No hay en el mundo ningún país tan desigual como Brasil, y algunos analistas ya están hablando de la brasilización del planeta, para trazar el retrato del mundo que viene. Y al decir brasilización no se refieren, por cierto, a la difusión internacional del fútbol alegre, del carnaval espectacular y de la música que despierta a los muertos, maravillas donde Brasil resplandece a la mayor altura, sino a la imposición, en escala universal, de un modelo de sociedad fundado en la injusticia social y la discriminación racial. En ese modelo, el crecimiento de la economía multiplica la pobreza y la marginación. Belindia es otro nombre de Brasil: así bautizó el economista Edmar Bacha a este país donde una minoría consume como los ricos de Bélgica, mientras la mayoría vive como los pobres de la India.

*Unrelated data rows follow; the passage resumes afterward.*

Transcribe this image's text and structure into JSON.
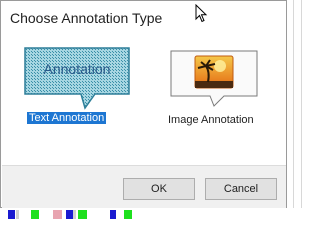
{
  "dialog": {
    "title": "Choose Annotation Type",
    "choices": [
      {
        "label": "Text Annotation",
        "bubble_text": "Annotation",
        "icon": "text-annotation-bubble-icon",
        "selected": true
      },
      {
        "label": "Image Annotation",
        "icon": "image-annotation-bubble-icon",
        "selected": false
      }
    ],
    "ok_label": "OK",
    "cancel_label": "Cancel"
  },
  "colors": {
    "selection": "#1d76d2",
    "bubble_pattern": "#3a8fa8"
  }
}
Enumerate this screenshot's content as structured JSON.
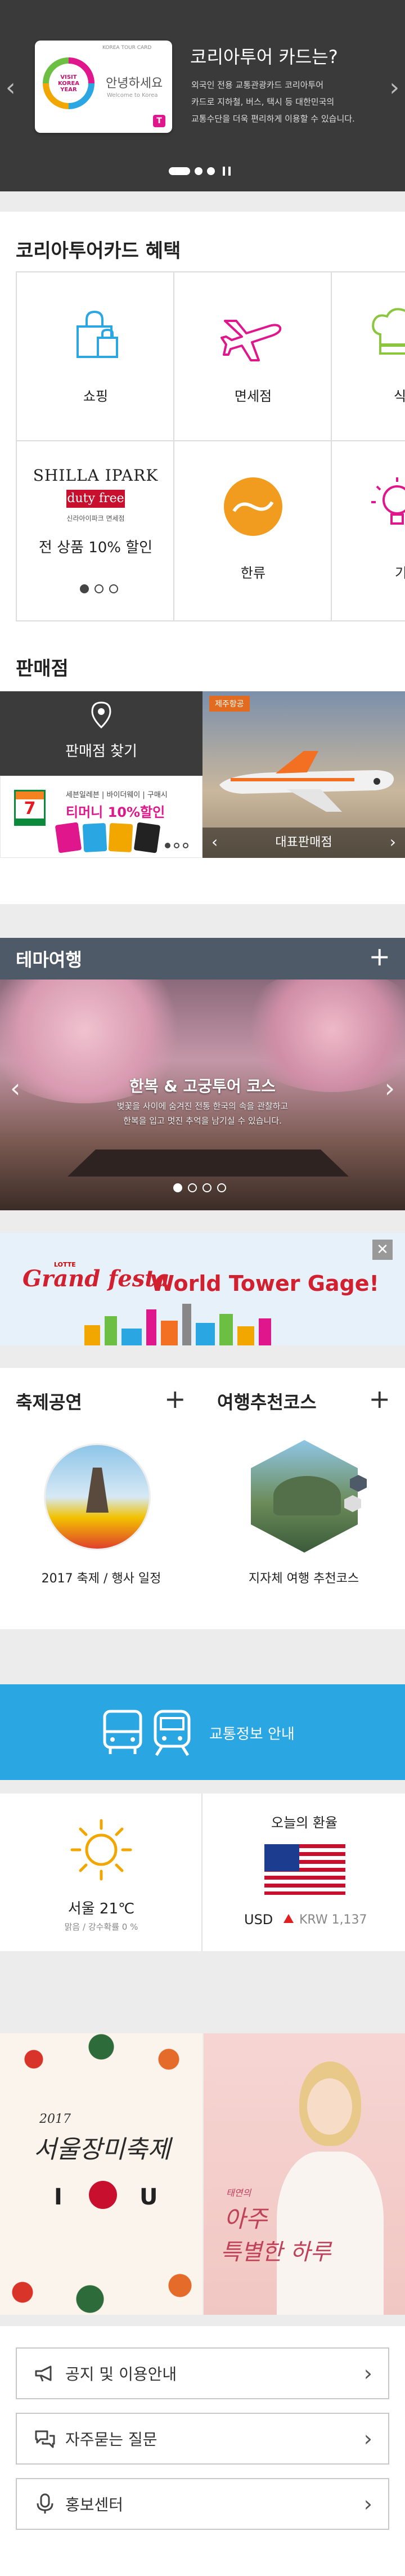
{
  "hero": {
    "card_top_text": "KOREA TOUR CARD",
    "card_logo_text": "VISIT KOREA YEAR",
    "card_greeting": "안녕하세요",
    "card_en": "Welcome to Korea",
    "title": "코리아투어 카드는?",
    "desc1": "외국인 전용 교통관광카드 코리아투어",
    "desc2": "카드로 지하철, 버스, 택시 등 대한민국의",
    "desc3": "교통수단을 더욱 편리하게 이용할 수 있습니다.",
    "pause_icon": "pause-icon"
  },
  "benefits": {
    "title": "코리아투어카드 혜택",
    "items": [
      {
        "label": "쇼핑",
        "icon": "shopping-bag-icon"
      },
      {
        "label": "면세점",
        "icon": "airplane-icon"
      },
      {
        "label": "식",
        "icon": "chef-hat-icon"
      },
      {
        "label": "한류",
        "icon": "taeguk-icon"
      },
      {
        "label": "기",
        "icon": "lightbulb-icon"
      }
    ],
    "promo": {
      "brand1": "SHILLA IPARK",
      "brand2": "duty free",
      "brand_sub": "신라아이파크 면세점",
      "offer": "전 상품 10% 할인"
    }
  },
  "stores": {
    "title": "판매점",
    "find_label": "판매점 찾기",
    "promo_brand": "세븐일레븐 | 바이더웨이 | 구매시",
    "promo_text": "티머니 10%할인",
    "airline_badge": "제주항공",
    "rep_label": "대표판매점"
  },
  "theme": {
    "title": "테마여행",
    "course_title": "한복 & 고궁투어 코스",
    "course_desc1": "벚꽃을 사이에 숨겨진 전통 한국의 속을 관찰하고",
    "course_desc2": "한복을 입고 멋진 추억을 남기실 수 있습니다."
  },
  "banner": {
    "brand_small": "LOTTE",
    "brand": "Grand festa",
    "text": "World Tower Gage!"
  },
  "festival": {
    "title": "축제공연",
    "caption": "2017 축제 / 행사 일정"
  },
  "course": {
    "title": "여행추천코스",
    "caption": "지자체 여행 추천코스"
  },
  "transport": {
    "label": "교통정보 안내"
  },
  "weather": {
    "city_temp": "서울  21℃",
    "detail": "맑음 / 강수확률 0 %"
  },
  "exchange": {
    "title": "오늘의 환율",
    "currency": "USD",
    "value": "KRW 1,137"
  },
  "posters": {
    "left_year": "2017",
    "left_title": "서울장미축제",
    "left_i": "I",
    "left_u": "U",
    "right_title1": "아주",
    "right_title2": "특별한 하루",
    "right_small": "태연의"
  },
  "links": [
    {
      "label": "공지 및 이용안내",
      "icon": "megaphone-icon"
    },
    {
      "label": "자주묻는 질문",
      "icon": "chat-bubbles-icon"
    },
    {
      "label": "홍보센터",
      "icon": "microphone-icon"
    }
  ],
  "colors": {
    "accent_blue": "#2aa7e2",
    "magenta": "#e0168c",
    "dark_gray": "#3b3b3b",
    "slate": "#4f5a68"
  }
}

En la era de las privatizaciones y del mercado libre, el dinero gobierna sin intermediarios. ¿Cuál es la función que se atribuye al estado? El estado debe ocuparse de la disciplina de la mano de obra barata, condenada a salarios enanos, y de la represión de las peligrosas legiones de brazos que no encuentran trabajo: un estado juez y gendarme, y poco más. En muchos países del mundo, la justicia social ha sido reducida a justicia penal. El estado vela por la seguridad pública: de los otros servicios, ya se encargará el mercado; y de la pobreza, gente pobre, regiones pobres, ya se ocupará Dios, si la policía no alcanza. Aunque la administración pública quiera disfrazarse de madre piadosa, no tiene más remedio que consagrar sus menguadas energías a las funciones de vigilancia y castigo. En estos tiempos neoliberales, los derechos públicos se reducen a favores del poder, y el poder se ocupa de la salud pública y de la educación pública, como si fueran formas de la caridad pública, en vísperas de elecciones.